Principle 8: Promote a culture that is based on ethical values and behaviours
The Board is ultimately responsible for the culture of the Company – setting the tone from the top. To ensure an alignment of staff with Company values, all staff go through an induction process during which they have explained to them our values, what is expected of them and how they need to conduct themselves. The group operates out of a single Luton office, so it is relatively easy to monitor behaviour consistent with our values. Should any member of staff have an issue with unethical practices which come to their attention, they can report this to the Head of Operations. There have been no such issues.
Our culture is an integral part of our strategy. We are in a regulated industry and ethical behaviour is of paramount importance. Operating in a principled manner enhances our reputation in the market and our partners know this.

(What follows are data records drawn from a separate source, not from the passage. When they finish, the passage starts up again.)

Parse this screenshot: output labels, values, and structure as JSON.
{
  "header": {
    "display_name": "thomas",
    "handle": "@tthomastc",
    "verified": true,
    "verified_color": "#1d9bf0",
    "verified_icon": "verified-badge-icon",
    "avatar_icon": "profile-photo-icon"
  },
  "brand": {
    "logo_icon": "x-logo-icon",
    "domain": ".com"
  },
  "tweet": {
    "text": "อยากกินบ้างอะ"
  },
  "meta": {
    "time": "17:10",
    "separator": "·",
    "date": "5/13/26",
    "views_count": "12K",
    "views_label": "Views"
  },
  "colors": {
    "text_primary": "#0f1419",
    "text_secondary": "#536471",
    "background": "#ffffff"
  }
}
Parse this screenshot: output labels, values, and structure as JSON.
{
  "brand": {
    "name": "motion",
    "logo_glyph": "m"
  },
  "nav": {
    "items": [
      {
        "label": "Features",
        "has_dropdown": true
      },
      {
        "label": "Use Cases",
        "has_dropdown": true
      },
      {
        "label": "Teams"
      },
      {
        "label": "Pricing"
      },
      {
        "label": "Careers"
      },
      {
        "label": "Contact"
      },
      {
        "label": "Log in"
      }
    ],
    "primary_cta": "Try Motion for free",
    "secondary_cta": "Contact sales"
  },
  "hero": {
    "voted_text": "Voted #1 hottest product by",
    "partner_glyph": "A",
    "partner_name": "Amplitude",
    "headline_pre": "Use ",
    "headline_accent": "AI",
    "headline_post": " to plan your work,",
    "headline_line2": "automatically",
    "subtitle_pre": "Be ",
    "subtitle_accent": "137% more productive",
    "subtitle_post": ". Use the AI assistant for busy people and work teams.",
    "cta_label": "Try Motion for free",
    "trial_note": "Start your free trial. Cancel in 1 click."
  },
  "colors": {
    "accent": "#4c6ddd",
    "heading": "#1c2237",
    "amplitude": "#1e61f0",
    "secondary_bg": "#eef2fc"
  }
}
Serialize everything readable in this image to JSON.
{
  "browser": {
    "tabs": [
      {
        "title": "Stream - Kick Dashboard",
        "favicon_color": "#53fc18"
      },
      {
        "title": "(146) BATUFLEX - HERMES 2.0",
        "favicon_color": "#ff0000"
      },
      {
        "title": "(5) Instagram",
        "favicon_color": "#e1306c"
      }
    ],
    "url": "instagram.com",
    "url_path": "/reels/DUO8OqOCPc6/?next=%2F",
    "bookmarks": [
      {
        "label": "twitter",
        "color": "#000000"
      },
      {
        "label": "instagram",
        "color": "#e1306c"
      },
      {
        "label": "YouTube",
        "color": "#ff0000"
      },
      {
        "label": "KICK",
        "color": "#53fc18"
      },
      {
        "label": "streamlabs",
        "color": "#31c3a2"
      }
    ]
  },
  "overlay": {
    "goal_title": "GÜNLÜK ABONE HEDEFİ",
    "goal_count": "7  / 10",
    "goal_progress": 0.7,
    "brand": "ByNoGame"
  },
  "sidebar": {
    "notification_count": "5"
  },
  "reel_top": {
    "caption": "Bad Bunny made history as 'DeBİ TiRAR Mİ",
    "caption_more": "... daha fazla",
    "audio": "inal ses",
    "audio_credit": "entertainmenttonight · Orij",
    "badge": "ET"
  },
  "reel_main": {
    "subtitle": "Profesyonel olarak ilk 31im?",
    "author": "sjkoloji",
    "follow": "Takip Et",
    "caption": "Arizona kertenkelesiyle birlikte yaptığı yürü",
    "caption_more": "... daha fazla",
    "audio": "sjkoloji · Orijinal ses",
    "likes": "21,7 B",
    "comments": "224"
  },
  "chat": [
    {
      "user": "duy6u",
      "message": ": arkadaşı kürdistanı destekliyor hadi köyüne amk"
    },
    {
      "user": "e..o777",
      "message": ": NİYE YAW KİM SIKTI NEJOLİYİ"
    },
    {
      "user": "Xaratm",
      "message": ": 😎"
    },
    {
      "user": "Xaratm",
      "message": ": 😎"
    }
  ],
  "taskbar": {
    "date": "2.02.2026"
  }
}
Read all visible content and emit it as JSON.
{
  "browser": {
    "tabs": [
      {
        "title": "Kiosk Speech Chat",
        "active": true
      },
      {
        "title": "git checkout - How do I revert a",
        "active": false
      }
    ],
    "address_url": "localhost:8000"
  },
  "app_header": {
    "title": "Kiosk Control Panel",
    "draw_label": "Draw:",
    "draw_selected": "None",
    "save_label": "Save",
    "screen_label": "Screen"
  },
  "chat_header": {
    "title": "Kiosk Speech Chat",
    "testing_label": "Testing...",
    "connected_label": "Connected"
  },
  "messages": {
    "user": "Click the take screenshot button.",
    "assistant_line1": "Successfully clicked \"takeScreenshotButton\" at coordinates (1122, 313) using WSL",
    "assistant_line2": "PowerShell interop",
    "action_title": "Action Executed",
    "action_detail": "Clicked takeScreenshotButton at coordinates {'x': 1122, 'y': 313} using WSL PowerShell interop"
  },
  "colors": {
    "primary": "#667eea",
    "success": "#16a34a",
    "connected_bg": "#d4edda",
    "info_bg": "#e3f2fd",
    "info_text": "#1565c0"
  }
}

Principle 9: Maintain governance structures and processes that are fit for purpose and support good decision-making by the board
The Board recognises that the transition to banking business will require the evolution of its current governance structures. However, it believes that current structures are sufficient for the size and complexity of Orchard. It will monitor the requirements of this code and evolving regulatory requirements on at least an annual basis and revise its governance framework as appropriate.
Principle 10: Communicate how the company is governed and is performing by maintaining a dialogue with shareholders and other relevant stakeholders
Details of how the Company is governed can be found both on the Company website and in the Company’s Annual Reports and Accounts.
The only committee which met during the year to Dec 2019 was the Audit Committee.
The Audit Committee met prior to the 2019 external audit to discuss and agree the audit plan submitted by the auditors.
In summary, there were no key audit issues identified, but there were three areas of audit focus: non-compliance with FCA regulations, impairment of loan book and management override of controls. The Audit Committee considered these matters and confirmed that the approach set out in the audit plan.
The Audit Committee also reviewed whether the auditor had provided significant non-audit services to the Company. There were no such services provided during the year.
Details of the approach are shown on page 19 of the 2019 annual report.
The company engages with its significant shareholders by means of roadshows. The main contact with other shareholders is through our website and by means of the AGM. AGM notices and minutes are shown on the website, under Shareholder circulars. Shareholders are invited to the AGM to vote in person or by proxy.